On the first day of the new year, the chief physician talked to me.

‘You ought to be all right,’ he said. ‘It’s much more likely than not.’

He dropped his eyelids.

‘You’d better try to forget the last few months. Forget about this disease. I’m confident you’ve not got it. Forget what you were told,’ he said. ‘It must have been a shock. It wasn’t a good experience for you.’

‘I shall get over it,’ I said, in tumultuous relief.

‘I’ve known these things leave their mark.’

Having set me at rest, he went over the evidence. Whatever the past, there were now no signs of pernicious anaemia; no achlorhydria; nothing to support the diagnosis. I had had a moderately severe secondary anaemia, which should improve. That was the optimistic view. No one could be certain, but he would lay money on it. He talked to me much as Tom Devitt had once done — with more knowledge and authority but less percipience. Much of the history of my disease was mysterious, he said. I had to learn to look after myself. Eat more. Keep off spirits. Find yourself a good wife.

After I had thanked him, I said: ‘Can I get up and go?’

‘You’ll be weak.’

‘Not too weak to get out,’ I said; and, in fact, so strong was the suggestion of health, that as I walked out of the hospital, the pavement was firm beneath my feet, for the first time in six months.

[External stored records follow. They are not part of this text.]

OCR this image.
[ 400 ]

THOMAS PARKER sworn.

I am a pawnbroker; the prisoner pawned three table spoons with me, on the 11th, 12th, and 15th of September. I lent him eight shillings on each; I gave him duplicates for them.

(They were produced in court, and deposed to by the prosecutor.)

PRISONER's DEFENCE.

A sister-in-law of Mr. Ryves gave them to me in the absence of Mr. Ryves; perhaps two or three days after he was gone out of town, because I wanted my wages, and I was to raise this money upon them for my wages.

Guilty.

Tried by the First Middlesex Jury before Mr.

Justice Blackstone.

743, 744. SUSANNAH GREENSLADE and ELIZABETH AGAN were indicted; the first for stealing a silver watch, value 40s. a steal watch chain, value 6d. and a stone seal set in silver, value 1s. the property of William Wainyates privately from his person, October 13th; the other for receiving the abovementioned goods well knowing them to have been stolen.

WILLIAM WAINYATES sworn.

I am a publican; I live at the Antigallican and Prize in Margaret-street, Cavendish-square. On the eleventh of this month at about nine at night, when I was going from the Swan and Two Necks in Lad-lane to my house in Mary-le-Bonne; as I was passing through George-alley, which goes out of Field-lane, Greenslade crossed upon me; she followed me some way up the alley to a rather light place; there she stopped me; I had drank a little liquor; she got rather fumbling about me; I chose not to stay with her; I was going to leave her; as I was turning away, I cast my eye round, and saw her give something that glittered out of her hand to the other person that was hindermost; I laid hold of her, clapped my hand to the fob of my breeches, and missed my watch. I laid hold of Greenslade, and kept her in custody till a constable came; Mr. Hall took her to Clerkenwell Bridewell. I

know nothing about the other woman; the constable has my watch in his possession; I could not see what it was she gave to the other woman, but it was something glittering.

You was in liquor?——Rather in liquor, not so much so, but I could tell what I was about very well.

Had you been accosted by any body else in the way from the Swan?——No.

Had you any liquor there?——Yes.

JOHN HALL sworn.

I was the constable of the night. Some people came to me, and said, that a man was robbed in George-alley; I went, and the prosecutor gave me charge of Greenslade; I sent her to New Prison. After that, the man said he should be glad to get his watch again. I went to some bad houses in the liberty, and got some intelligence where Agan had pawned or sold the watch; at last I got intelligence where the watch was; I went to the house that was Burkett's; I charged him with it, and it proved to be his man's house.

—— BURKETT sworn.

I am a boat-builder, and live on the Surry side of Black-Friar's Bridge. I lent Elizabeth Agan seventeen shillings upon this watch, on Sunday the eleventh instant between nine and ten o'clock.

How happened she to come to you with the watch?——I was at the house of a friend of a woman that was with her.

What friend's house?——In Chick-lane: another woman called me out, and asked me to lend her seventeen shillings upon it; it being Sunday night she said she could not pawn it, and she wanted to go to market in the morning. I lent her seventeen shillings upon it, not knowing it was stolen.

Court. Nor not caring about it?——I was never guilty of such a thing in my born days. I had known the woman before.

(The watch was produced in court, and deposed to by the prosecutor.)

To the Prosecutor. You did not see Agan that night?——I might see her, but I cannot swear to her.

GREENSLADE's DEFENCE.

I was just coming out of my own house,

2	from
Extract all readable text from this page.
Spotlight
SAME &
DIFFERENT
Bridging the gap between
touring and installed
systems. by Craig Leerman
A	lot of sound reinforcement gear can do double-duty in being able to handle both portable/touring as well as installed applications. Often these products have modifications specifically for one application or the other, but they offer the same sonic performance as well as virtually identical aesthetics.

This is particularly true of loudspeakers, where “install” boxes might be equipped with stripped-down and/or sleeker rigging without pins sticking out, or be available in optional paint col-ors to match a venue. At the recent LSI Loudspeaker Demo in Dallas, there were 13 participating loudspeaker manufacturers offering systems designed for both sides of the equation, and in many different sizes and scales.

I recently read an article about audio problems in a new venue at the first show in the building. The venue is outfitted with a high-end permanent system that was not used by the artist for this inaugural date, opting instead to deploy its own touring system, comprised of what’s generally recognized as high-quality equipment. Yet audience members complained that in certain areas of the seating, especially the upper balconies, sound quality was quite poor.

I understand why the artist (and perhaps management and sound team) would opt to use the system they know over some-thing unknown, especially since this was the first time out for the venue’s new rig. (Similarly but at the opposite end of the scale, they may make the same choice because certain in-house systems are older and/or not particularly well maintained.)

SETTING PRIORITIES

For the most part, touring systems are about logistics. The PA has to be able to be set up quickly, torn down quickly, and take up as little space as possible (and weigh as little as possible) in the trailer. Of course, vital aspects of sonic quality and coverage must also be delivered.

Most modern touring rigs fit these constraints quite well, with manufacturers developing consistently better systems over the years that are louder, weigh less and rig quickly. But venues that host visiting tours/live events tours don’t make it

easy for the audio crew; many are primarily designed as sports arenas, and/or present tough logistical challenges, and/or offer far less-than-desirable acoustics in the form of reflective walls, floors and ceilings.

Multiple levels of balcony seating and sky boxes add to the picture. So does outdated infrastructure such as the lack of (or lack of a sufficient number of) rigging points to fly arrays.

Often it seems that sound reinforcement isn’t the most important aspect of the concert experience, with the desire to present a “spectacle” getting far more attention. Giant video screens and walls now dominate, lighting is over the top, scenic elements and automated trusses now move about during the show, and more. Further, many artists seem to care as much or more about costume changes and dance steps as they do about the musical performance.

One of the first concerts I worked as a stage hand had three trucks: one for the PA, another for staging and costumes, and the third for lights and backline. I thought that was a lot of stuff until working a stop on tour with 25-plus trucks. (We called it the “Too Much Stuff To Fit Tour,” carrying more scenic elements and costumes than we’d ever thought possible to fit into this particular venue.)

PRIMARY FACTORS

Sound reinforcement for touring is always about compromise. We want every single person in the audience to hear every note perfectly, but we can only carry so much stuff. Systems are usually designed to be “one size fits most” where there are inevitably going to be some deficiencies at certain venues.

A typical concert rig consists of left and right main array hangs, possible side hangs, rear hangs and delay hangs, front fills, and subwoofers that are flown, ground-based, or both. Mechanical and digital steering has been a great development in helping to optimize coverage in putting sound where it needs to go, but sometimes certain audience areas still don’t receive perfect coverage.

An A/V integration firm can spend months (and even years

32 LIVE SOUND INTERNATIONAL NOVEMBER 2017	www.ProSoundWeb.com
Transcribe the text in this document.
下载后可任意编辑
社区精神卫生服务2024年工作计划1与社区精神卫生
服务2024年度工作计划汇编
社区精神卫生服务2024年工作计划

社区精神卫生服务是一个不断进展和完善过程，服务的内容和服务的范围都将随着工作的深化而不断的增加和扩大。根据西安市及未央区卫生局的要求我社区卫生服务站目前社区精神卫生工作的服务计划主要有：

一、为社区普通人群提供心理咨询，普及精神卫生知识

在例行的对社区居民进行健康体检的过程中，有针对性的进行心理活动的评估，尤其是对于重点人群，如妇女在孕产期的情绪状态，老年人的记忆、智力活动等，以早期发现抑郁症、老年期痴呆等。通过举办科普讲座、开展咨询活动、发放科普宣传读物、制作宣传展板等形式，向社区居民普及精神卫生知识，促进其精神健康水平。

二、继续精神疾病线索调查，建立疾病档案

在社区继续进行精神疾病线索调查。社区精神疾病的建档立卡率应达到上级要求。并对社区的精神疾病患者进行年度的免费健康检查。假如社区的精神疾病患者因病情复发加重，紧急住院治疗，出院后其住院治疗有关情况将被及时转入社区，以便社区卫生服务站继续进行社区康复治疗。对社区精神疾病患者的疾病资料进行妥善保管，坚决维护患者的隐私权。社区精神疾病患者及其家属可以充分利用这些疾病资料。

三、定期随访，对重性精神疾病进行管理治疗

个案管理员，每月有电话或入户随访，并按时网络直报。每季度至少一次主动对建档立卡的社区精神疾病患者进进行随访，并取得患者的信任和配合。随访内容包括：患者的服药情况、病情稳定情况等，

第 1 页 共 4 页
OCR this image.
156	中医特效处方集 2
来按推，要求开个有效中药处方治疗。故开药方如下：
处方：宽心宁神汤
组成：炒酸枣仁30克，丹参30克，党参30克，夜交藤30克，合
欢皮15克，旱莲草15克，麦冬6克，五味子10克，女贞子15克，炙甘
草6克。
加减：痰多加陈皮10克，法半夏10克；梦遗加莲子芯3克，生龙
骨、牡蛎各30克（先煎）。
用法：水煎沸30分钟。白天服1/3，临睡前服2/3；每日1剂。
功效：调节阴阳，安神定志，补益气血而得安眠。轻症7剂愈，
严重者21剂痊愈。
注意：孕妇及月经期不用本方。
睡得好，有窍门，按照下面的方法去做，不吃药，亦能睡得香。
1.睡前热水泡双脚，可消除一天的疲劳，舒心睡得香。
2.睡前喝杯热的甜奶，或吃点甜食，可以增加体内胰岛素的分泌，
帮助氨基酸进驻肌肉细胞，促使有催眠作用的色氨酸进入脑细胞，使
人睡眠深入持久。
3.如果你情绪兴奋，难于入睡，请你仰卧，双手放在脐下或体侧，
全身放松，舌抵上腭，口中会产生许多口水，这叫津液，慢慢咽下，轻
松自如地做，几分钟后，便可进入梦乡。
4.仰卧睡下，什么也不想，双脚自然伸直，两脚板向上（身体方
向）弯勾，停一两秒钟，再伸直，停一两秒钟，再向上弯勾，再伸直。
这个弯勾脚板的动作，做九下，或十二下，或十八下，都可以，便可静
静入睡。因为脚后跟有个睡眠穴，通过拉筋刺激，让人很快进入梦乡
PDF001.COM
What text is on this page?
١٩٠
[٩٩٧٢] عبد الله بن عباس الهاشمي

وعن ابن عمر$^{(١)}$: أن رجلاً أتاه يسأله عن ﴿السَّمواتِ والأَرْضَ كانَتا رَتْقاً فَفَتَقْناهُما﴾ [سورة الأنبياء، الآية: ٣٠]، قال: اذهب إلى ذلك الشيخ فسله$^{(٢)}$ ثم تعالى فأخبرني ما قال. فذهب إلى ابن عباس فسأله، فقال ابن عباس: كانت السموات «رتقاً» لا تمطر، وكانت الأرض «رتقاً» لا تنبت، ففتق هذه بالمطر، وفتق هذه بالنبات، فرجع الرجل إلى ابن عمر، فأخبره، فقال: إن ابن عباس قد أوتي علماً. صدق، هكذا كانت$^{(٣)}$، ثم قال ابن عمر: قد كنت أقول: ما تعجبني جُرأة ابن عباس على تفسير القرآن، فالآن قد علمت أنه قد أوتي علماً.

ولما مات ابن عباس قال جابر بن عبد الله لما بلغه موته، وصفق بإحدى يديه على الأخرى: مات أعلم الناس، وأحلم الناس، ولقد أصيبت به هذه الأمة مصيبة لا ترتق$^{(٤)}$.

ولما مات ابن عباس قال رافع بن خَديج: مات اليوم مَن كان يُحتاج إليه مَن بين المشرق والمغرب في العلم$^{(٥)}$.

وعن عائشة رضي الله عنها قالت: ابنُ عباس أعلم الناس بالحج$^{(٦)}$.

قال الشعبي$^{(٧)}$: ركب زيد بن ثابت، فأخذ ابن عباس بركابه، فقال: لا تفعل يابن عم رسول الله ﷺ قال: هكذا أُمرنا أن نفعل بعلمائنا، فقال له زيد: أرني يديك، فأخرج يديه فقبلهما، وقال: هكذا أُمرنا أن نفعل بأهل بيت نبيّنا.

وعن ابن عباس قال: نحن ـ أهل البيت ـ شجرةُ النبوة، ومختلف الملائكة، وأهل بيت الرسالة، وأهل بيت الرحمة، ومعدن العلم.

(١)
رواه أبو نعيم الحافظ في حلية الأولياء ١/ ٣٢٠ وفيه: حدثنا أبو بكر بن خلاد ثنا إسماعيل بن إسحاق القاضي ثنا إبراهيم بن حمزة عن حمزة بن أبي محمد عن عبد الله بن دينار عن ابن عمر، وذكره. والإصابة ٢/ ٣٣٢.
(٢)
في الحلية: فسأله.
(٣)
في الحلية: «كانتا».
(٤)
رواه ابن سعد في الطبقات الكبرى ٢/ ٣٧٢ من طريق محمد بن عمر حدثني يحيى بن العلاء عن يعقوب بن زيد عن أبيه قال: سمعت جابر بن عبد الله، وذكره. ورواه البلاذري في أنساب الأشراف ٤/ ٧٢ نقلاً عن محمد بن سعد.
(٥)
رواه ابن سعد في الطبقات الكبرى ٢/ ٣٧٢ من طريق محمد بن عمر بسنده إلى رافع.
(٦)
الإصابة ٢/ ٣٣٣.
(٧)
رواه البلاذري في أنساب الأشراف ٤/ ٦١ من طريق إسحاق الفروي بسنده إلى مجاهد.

The morning air was raw. In the city, people passed anonymously in the mist. I watched a bank messenger cross the road in his top hat and carrying a ledger. I was so light-hearted that I wanted to stop a stranger and tell him my escape. I was light-hearted, not only with relief but with a surge of recklessness. Miseries had passed; so would those to come. Somehow I survived. Sheila, my practice, the next years, danced through my thoughts. It was a time to act. She was at home for Christmas — but there was another thing to do. In that mood, reckless, calculating, and confident, I went to find Percy in order to have it out.